Maybe I had copyright on the brain more than usual, but the ad immediately brought to mind the case Leibovitz v. Paramount. That case was over whether an advertisement for a Naked Gun movie (below, right)—a parody of an Annie Leibovitz portrait of Demi Moore on the cover of Vanity Fair (below, left)—was a fair use. ((Side note: I don’t remember this magazine cover or movie ad firsthand, but what staying power must the photo have had to be the recognizable target of a parody two years later! Is there any magazine cover in the past decade that is so iconic?))
The Second Circuit ruled that yes, the use was fair. The case has become quite influential; along with Campbell v. Acuff-Rose in 1994, it’s one of the clearest citations for the fact that commercial use does not preclude a finding of fair use.
So back to Silicon Valley. The parallels between the two cases should be clear: an advertisement as a parody of an iconic photograph, recreated by a new photographer, but with a more-than-substantial similarity to the original. In fact, not much distinguishes the two cases. I’d expect a copyright claim from Watson to fail, especially if brought in the Second Circuit.
Interestingly, Watson has litigated over the photograph. Almost exactly a year ago, he brought a suit against artist Alex Guofeng Cao and a partner David Datuna for creating “high art” derivative works of the photograph. One, “Steve Jobs vs Neil Armstrong, After Watson,” was part of a gallery show; the other, “Steve Jobs-Ayn Rand,” sold to a collector for over $200,000.
A work’s status as fine art seems sometimes (but not always!) to weigh in favor of a finding of fair use. The Second Circuit ruled mostly in favor of appropriation artist Richard Prince in a major fair use case last year, for example—a ruling that came down just days before Watson filed suit. We won’t know how that factor would have affected the decision in this case, though, because the parties apparently settled last month—March 6.
It’s possible, too, that Silicon Valley has a license with Watson. It’s a hard thing to find out because there doesn’t have to be any public record of the license. That’s one reason why policing copyright on user-generated platforms is much more complex than some copyright maximalists like to make out: it can be impossible to distinguish a lawfully licensed work from an infringing one, and even more complex if fair use is a factor.

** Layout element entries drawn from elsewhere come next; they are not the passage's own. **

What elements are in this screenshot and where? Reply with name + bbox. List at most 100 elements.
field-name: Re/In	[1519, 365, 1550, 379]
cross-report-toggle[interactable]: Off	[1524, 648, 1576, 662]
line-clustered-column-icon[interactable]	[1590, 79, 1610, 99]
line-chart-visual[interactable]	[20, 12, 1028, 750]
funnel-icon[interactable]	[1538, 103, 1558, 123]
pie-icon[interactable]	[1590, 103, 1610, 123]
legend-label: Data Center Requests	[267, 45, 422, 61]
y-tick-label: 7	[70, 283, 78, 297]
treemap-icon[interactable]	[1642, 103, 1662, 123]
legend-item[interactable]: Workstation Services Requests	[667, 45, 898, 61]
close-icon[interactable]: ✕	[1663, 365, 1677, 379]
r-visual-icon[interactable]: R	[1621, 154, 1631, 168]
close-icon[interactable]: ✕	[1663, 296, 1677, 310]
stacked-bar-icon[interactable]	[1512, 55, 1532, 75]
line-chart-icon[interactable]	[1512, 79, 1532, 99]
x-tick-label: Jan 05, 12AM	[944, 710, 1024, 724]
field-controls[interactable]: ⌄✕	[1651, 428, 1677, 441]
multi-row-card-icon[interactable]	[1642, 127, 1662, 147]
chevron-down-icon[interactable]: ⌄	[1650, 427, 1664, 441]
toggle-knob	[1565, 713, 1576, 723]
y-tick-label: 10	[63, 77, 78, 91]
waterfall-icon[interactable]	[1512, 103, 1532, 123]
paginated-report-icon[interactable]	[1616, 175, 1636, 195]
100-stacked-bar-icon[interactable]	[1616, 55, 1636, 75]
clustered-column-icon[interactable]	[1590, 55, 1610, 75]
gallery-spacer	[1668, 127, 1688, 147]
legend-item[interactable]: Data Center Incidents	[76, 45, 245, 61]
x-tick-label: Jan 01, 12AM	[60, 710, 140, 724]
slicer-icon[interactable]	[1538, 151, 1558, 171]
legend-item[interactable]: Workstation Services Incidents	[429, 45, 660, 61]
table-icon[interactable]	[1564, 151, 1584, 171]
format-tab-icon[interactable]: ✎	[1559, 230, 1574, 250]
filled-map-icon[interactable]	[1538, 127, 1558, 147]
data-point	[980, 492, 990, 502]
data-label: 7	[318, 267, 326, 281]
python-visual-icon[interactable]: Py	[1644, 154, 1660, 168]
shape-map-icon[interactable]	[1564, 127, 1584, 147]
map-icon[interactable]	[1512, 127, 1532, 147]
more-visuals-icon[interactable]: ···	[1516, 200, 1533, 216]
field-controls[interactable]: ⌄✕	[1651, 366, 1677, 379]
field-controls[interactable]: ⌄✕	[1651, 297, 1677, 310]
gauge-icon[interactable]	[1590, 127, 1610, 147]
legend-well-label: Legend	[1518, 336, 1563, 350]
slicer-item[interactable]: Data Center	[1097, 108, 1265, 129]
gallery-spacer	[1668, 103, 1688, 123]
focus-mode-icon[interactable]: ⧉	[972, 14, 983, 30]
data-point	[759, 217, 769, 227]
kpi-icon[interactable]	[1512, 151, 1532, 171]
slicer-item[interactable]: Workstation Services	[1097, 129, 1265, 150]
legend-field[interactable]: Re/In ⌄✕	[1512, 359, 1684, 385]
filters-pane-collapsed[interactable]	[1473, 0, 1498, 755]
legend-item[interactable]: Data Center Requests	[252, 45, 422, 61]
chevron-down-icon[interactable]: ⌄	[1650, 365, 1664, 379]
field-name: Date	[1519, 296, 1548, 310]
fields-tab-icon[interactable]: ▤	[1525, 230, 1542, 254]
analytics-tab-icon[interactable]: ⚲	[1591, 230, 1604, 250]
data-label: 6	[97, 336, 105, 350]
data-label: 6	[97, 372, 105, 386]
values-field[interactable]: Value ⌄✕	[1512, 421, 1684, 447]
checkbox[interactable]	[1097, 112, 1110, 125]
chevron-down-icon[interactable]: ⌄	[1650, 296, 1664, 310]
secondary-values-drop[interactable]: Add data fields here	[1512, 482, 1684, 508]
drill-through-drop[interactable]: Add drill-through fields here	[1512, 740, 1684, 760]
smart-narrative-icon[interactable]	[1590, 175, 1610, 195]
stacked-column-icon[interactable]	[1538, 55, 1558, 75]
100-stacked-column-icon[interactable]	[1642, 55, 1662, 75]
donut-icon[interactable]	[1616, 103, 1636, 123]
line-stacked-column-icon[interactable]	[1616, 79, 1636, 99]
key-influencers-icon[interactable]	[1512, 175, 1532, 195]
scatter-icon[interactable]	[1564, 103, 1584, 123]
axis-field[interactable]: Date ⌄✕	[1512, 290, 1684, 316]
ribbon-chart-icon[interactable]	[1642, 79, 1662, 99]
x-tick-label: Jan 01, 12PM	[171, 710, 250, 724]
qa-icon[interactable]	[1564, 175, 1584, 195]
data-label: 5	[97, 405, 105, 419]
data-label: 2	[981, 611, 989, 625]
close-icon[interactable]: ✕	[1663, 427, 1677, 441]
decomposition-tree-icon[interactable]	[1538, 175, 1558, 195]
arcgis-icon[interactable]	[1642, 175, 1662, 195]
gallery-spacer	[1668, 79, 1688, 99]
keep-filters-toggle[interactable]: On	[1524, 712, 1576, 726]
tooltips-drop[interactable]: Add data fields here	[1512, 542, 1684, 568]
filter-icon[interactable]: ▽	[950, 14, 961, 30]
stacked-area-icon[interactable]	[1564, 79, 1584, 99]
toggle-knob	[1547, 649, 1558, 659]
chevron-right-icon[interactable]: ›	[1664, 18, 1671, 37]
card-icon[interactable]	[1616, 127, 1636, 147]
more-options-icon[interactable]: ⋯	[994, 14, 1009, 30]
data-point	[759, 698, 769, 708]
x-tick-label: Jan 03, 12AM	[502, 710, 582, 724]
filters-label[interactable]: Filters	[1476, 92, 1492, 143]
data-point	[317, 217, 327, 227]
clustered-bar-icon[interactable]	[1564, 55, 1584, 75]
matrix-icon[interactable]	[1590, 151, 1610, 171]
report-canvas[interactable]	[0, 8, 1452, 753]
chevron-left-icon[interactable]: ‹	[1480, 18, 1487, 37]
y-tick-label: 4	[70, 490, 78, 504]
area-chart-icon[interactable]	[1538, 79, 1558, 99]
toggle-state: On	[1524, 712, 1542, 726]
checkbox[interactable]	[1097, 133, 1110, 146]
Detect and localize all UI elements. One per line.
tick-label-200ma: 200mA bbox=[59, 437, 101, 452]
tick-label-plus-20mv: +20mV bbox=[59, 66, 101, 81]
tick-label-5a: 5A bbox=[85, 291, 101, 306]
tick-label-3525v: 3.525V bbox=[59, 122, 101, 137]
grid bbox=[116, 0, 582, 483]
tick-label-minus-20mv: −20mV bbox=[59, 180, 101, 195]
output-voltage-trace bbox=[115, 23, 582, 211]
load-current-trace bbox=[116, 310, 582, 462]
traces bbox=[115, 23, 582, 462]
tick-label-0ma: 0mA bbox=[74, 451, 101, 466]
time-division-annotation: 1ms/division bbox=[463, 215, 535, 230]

Even if the use of the photograph is a definite fair use or licensed, there’s another interesting possible legal obstacle. (I’m not a lawyer, and we’re out on the fringes here, so take this with a grain of salt.) It seems possible that the estate of Steve Jobs could claim the ad infringes his right of publicity. Such a claim in the Ninth Circuit could lean on White v. Samsung, where a majority held that a robot shown in a Samsung ad was too similar to Vanna White. Judge Kozinski’s dissent in this case is an all-time great.
But doesn’t the group of Silicon Valley guys wearing the famous Jobs turtleneck and in his thoughtful pose evoke Jobs’s image just as much as the Samsung robot evokes White’s? In any case, I agree much more with Kozinski’s dissent than the holding in the case. I hope we don’t see such a challenge.